Dentro il palazzo della Regione |
Alla vigilia di questo unico confronto pubblico fra i cittadini, il Consiglio e la Giunta regionale, con i rispettivi presidenti, ci svolevano negare l'uso gratuito della Sala dei Notari, pretendendo che disoccupati e precari si facessero carico di un pizzo di 700 €!
Ci siamo visti costretti ad un'azione di protesta, ieri 19 febbraio, entrando nel Palazzo della Regione, pronti a restare barricati se non avessero garantito l'apertura delle porte della Sala dei Notari, sabato 22 febbraio, per il regolare svolgimento dell'Assemblea regionale.
Siamo rimasti dentro il Palazzo fino alle 13:30, mentre le contrattazioni telefoniche con il presidente Brega, che si trovava a Roma per impegni istituzionali, si susseguivano.
Le scuse accampate erano che bisogna evitare di creare un precedente, il presidente non poteva chiedere la sala per noi cittadini.
Pretesto puerile per mandare a monte il confronto pubblico.
Chiedevamo solo che ci venisse garantito l'uso gratuito, e che il Presidente intercedesse per noi, presso il Comune e quindi il sindaco Boccali, titolari della sala.
Alla fine, la protesta paga sempre, è arrivata la notizia che la nostra richiesta era stata accolta.
Con i giornalisti dentro il palazzo della Regione |
E come mai questa telefonata non è stata fatta nei mesi precedenti?
Come mai, alla vigilia dell'Assemblea, alla quale lo stesso Brega prenderà parte, ci viene notificato che la Sala non sarebbe stata concessa?
L'abbiamo spuntata, per cui ribadiamo ai nostri lettori che sabato 22 febbraio, presso la prestigiosa Sala dei Notari, un tempo Sala del Popolo, avrà luogo l'Assemblea popolare, un confronto pubblico senza precedenti fra i cittadini, Consiglio e Giunta regionale.

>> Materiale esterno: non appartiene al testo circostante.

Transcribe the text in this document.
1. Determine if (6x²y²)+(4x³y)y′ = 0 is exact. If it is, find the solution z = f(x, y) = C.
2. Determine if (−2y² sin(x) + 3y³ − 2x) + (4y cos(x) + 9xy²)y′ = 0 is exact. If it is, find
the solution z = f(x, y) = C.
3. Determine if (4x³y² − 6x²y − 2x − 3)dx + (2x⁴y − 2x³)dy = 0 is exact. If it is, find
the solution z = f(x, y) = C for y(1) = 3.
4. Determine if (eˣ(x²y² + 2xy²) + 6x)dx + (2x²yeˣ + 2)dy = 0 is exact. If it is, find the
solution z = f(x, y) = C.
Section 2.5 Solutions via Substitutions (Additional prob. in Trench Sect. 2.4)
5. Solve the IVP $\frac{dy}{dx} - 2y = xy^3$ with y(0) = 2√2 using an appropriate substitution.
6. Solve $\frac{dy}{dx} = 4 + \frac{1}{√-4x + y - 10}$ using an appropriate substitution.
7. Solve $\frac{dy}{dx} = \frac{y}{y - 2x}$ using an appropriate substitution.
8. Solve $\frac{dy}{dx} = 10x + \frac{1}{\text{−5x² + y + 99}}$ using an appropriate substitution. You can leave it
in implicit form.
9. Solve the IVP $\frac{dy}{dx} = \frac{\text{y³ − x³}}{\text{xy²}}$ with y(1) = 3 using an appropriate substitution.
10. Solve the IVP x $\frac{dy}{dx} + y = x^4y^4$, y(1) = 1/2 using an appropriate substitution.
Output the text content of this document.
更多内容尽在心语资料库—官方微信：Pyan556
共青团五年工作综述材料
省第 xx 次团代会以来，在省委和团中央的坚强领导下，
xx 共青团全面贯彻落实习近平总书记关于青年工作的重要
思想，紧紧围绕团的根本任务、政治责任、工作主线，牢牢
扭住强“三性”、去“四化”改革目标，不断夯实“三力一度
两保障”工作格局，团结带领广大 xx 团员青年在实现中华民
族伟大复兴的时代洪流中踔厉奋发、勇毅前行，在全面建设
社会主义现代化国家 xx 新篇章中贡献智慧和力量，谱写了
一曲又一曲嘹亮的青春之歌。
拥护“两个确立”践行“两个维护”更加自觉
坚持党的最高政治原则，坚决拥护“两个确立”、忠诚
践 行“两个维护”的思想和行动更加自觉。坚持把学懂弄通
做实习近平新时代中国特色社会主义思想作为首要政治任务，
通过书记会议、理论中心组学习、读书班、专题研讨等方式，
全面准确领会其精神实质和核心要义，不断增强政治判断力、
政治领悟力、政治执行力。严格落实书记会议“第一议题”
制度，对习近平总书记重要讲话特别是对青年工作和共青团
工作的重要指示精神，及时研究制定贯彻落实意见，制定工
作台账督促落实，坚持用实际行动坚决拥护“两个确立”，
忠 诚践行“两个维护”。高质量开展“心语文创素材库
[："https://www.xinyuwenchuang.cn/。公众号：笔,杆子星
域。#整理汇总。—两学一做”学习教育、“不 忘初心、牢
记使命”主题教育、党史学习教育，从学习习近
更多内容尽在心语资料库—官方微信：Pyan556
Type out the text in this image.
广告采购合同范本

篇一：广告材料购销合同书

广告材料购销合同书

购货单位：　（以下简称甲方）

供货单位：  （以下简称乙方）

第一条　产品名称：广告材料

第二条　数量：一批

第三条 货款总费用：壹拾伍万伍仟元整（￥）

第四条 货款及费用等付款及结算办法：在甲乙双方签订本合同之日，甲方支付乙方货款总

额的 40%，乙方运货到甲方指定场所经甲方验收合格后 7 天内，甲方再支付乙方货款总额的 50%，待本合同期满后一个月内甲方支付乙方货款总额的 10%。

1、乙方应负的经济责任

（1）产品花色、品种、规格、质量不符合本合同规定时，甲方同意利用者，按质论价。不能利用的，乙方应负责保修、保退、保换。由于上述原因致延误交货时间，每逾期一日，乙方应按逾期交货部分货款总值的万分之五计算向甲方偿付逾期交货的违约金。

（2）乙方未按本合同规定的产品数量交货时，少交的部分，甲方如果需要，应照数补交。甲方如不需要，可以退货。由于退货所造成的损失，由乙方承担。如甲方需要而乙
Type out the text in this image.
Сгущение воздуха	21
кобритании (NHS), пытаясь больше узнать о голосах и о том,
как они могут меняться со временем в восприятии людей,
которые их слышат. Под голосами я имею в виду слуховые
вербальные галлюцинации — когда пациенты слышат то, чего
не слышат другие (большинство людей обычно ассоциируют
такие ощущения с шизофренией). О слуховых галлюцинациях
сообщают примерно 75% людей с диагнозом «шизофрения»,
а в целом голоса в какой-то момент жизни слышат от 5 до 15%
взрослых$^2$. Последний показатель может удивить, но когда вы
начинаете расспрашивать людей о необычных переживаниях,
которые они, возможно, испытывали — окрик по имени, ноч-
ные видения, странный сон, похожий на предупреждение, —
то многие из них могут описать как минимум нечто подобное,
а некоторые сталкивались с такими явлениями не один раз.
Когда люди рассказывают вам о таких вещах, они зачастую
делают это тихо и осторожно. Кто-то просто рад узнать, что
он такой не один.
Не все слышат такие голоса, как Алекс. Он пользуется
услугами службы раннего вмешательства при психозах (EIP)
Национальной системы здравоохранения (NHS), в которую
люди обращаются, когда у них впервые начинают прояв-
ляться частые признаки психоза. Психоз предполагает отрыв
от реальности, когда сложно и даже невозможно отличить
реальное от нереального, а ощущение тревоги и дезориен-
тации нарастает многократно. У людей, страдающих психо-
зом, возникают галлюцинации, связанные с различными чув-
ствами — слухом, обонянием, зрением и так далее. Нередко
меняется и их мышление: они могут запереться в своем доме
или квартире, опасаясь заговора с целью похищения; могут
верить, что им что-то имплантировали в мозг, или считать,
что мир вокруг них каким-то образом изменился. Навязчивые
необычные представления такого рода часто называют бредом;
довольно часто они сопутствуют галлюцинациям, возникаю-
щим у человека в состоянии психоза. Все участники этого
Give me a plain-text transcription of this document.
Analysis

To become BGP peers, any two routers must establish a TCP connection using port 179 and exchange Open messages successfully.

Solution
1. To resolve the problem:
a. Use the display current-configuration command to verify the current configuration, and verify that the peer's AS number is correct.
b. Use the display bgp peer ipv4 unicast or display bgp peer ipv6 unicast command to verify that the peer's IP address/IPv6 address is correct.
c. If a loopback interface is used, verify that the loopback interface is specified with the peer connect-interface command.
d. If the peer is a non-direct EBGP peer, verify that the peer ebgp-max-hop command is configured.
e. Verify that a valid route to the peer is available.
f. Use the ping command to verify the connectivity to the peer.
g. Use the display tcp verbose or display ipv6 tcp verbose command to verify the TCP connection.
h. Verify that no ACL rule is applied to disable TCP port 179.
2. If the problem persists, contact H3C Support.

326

E vedremo chi non avrà il coraggio di presentarsi.
Saranno discussi i temi fondamentali che riguardano la nostra regione, dalle nuove tasse, tra le più care d'Italia, alla trasformazione della E45 in autostrada (progetto dall'impatto ambientale devastante), alla chiusura, smantellamento o delocalizzazione delle fabbriche, come la Merloni, l'Ast, la San Gemini; alle privatizzazioni dei servizi pubblici.